With Chebfun it is easy to compute with parametrized curves in the plane. For example, the following lines define a curve $(x,y)$ as a pair of chebfuns in the variable $t$:

t = chebfun('t',[0,2*pi]);
b = 1; m = 7; a = (m-1)*b;
x = (a+b)*cos(t) - b*cos((a+b)/b*t);
y = (a+b)*sin(t) - b*sin((a+b)/b*t);

Such curves are called epicycloids, named by the Danish astronomer Ole Romer in 1674. Epicycloids can be produced by tracing a point on a circle which rolls out on a larger circle. Romer discovered that cog-wheels with epicycloidal teeth turned with minimum friction.

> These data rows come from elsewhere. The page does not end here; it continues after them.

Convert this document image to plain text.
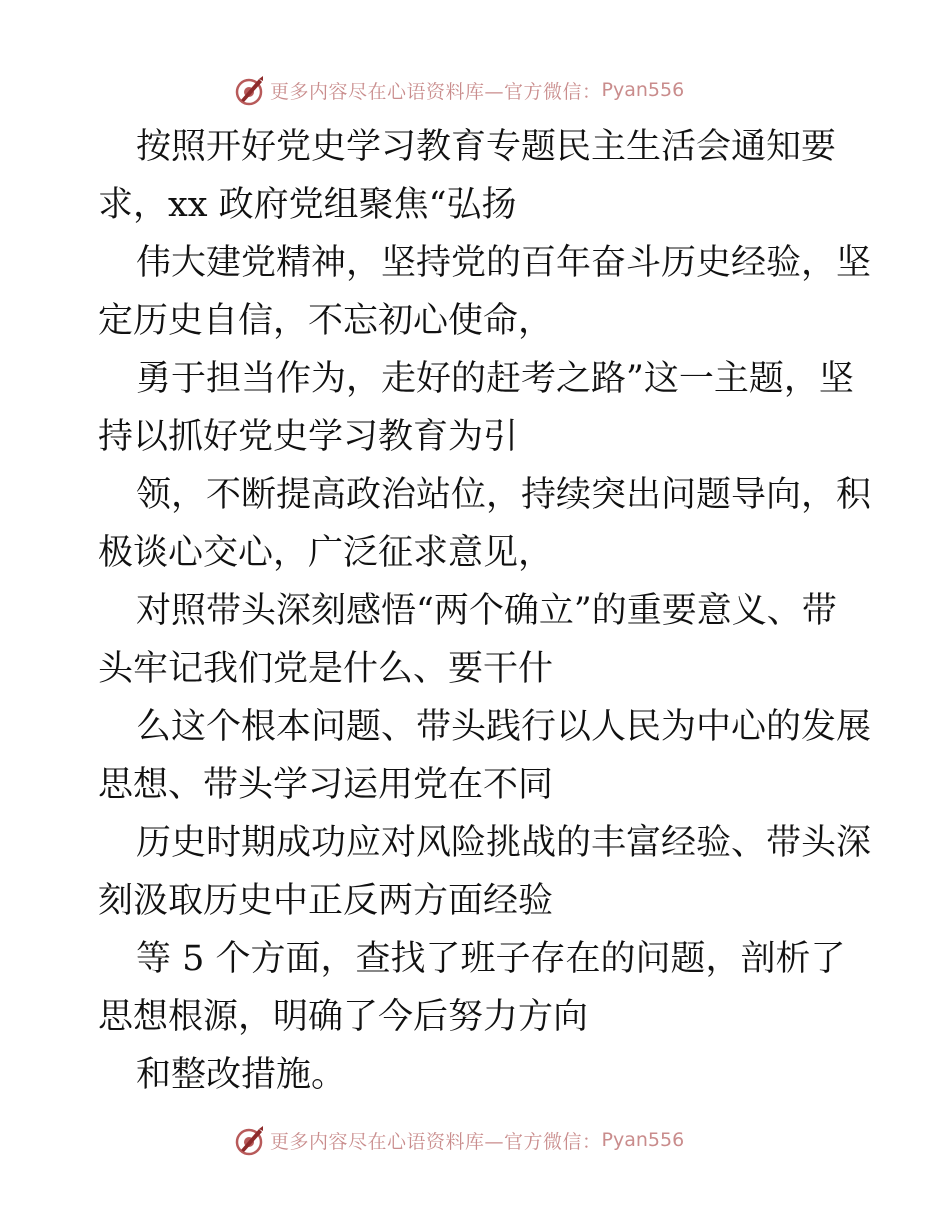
更多内容尽在心语资料库—官方微信： Pyan556
按照开好党史学习教育专题民主生活会通知要
求，xx 政府党组聚焦“弘扬
伟大建党精神，坚持党的百年奋斗历史经验，坚
定历史自信，不忘初心使命，
勇于担当作为，走好的赶考之路”这一主题，坚
持以抓好党史学习教育为引
领，不断提高政治站位，持续突出问题导向，积
极谈心交心，广泛征求意见，
对照带头深刻感悟“两个确立”的重要意义、带
头牢记我们党是什么、要干什
么这个根本问题、带头践行以人民为中心的发展
思想、带头学习运用党在不同
历史时期成功应对风险挑战的丰富经验、带头深
刻汲取历史中正反两方面经验
等 5 个方面，查找了班子存在的问题，剖析了
思想根源，明确了今后努力方向
和整改措施。
更多内容尽在心语资料库—官方微信： Pyan556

This is what our epicycloid looks like:

fill(x,y,[.6 .6 1])
axis equal

Note that although this curve is not smooth, the functions $x(t)$ and $y(t)$ that parameterize it are smooth, so Chebfun has no difficulty representing them by global polynomials:

x
y
x =
   chebfun column (1 smooth piece)
       interval       length   endpoint values  
[       0,     6.3]       53         6        6 
Epslevel = 1.856760e-15.  Vscale = 7.386013e+00.
y =
   chebfun column (1 smooth piece)
       interval       length   endpoint values  
[       0,     6.3]       52   8.9e-16 -8.9e-16 
Epslevel = 1.716014e-15.  Vscale = 8.

With the following formula we can compute the area enclosed by the curve $(x,y)$:

format long
A = sum(x.*diff(y))
A =
     1.759291886010285e+02

Let's compare this result with the exact area of the epicycloid, given (for integer $m$) by the formula

exact = pi*b^2*(m^2+m)
exact =
     1.759291886010284e+02

Here is a more complicated curve (now defined as a single complex-valued chebfun rather than a pair of real-valued chebfuns):

z = exp(1i*t) + (1+1i)*sin(6*t).^2;
fill(real(z),imag(z),[.6 1 .6])
axis equal

Because this curve is a perturbed unit circle, with every perturbation occurring twice with opposite signs, the enclosed area should be equal to $\pi$, as is confirmed by Chebfun:

A = sum(real(z).*diff(imag(z)));
[ A ; pi ]
ans =
   3.141592653589794
   3.141592653589793

We can compute and plot the centroid (or center of mass) of this region as follows:

c = sum(diff(z).*z.*conj(z))/(2i*A);
hold on
plot(c,'r+','markersize',20)

If you use scissors to produce a piece of paper in this shape, it should remain balanced when placed on a vertical needle centered at the red cross. (If it doesn't, it's likely your handicraft precision isn't as good as Chebfun's!)